Data emerged in 1646 as the plural of the Latin datum, which according to the OED was the past participle of dare (‘give’) and meant ‘a thing given or granted; a thing known or assumed as a fact, and made the basis of reasoning or calculation; a fixed starting point for a series of measurements etc.’
Datum retains the general meaning of ‘a unit of information’, though it tends to appear mostly in academic and specialist disciplines such as philosophy, surveying, geodesy, topography, technical drawing, and cartography:
Several map datums were erroneous, which threw the hikers off-track.
‘The principal datum input to any search algorithm is a description of its search space.’ (Alan Hutchinson, Algorithmic learning)
‘[T]he paper seen and the seeing of it are only two names for one indivisible fact which, properly named, is the datum, the phenomenon, or the experience.’ (William James, The Meaning of Truth)
The meaning of the derived plural data has changed somewhat over the centuries. The OED definition from the late 19thC (‘Facts, esp. numerical facts, collected together for reference or information’) seems to testify to the broadening influence of the hard sciences. In the 20thC the rapidly expanding fields of information technology incorporated the word into a huge variety of computer-related compound nouns, such as database, data entry, data flow, data mining, data processing, data protection, and data stream.
Plural data is used in many scientific, technical, academic and other formal contexts, though different practices prevail in different places. Among the major news media, The Economist advises the plural usage; The Guardian, singular. The Times Style Guide expressly permits both. Here are some examples of plural usage found via the British National Corpus:
‘Our data are too uncertain to draw firm conclusions’ (Criminal Law Review)
‘Most of the data are new’ (Journal of Gastroenterology and Hepatology)
‘These data are then used to calculate bond enthalpies.’ (Michael Freemantle, Chemistry in Action)

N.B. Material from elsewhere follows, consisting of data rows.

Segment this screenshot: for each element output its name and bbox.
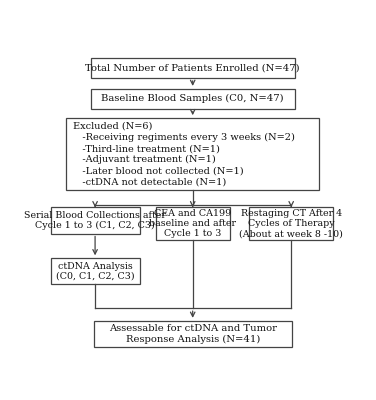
Text: -Later blood not collected (N=1): -Later blood not collected (N=1) xyxy=(73,166,244,176)
FancyBboxPatch shape xyxy=(91,89,295,109)
Text: Restaging CT After 4
Cycles of Therapy
(About at week 8 -10): Restaging CT After 4 Cycles of Therapy (… xyxy=(239,209,343,238)
FancyBboxPatch shape xyxy=(51,207,139,234)
FancyBboxPatch shape xyxy=(156,207,230,240)
Text: -ctDNA not detectable (N=1): -ctDNA not detectable (N=1) xyxy=(73,178,226,186)
Text: -Third-line treatment (N=1): -Third-line treatment (N=1) xyxy=(73,144,220,153)
Text: -Receiving regiments every 3 weeks (N=2): -Receiving regiments every 3 weeks (N=2) xyxy=(73,133,295,142)
FancyBboxPatch shape xyxy=(94,321,292,347)
Text: Excluded (N=6): Excluded (N=6) xyxy=(73,122,153,131)
Text: -Adjuvant treatment (N=1): -Adjuvant treatment (N=1) xyxy=(73,155,216,164)
Text: Baseline Blood Samples (C0, N=47): Baseline Blood Samples (C0, N=47) xyxy=(102,94,284,103)
FancyBboxPatch shape xyxy=(51,258,139,284)
FancyBboxPatch shape xyxy=(249,207,334,240)
Text: ctDNA Analysis
(C0, C1, C2, C3): ctDNA Analysis (C0, C1, C2, C3) xyxy=(56,262,134,281)
Text: CEA and CA199
baseline and after
Cycle 1 to 3: CEA and CA199 baseline and after Cycle 1… xyxy=(149,209,236,238)
Text: Assessable for ctDNA and Tumor
Response Analysis (N=41): Assessable for ctDNA and Tumor Response … xyxy=(109,324,277,344)
FancyBboxPatch shape xyxy=(91,58,295,78)
Text: Serial Blood Collections after
Cycle 1 to 3 (C1, C2, C3): Serial Blood Collections after Cycle 1 t… xyxy=(24,211,166,230)
FancyBboxPatch shape xyxy=(66,118,320,190)
Text: Total Number of Patients Enrolled (N=47): Total Number of Patients Enrolled (N=47) xyxy=(85,64,300,72)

In computing jargon, social sciences, and everyday use, data is often treated as an abstract mass noun, like information. It has the general meaning ‘mass of information’ and takes a singular verb, singular pronoun (it) and singular modifiers (e.g. this, a few, much):
‘On this map the data is recorded by county and not by region’ (Peter Hardy, A Right Approach to Economics?)
‘All this data is then written up as a technical report’ (Atkins & Atkins, An Introduction to Archaeology)
‘The retina codes and combines the data so that it can be fed into the 1 million fibres entering the optic nerve’ (Laszlo Solymar, Lectures on Electromagnetic Theory)
Few non-specialists who use the word data think of it as the plural of datum. Similarly, agenda has taken on a singular life of its own, distinct from the near-obsolete agendum, and has given rise to the standard plural agendas. Consider also media (from medium), criteria (criterion), graffiti (graffito), and stamina (stamen). All of these plurals have varying degrees of acceptance and acceptability. Agendas may be common and standard, but medias, datas and criterias are not – at least, not much and not yet.
A note of advice: try to be internally consistent, and be mindful of context. Sometimes one form is preferred: for example, most publishers have a house style to which your text must conform. Even in reputable publications, however, usage is mixed, and discrepancies can result in editorial mix-ups, as Merriam-Webster has shown. Readers who cling to the Latin origins of data may protest the singular form on principle, but this gripe is misguided. I should know: the singular form used to grate on me, but I wised up.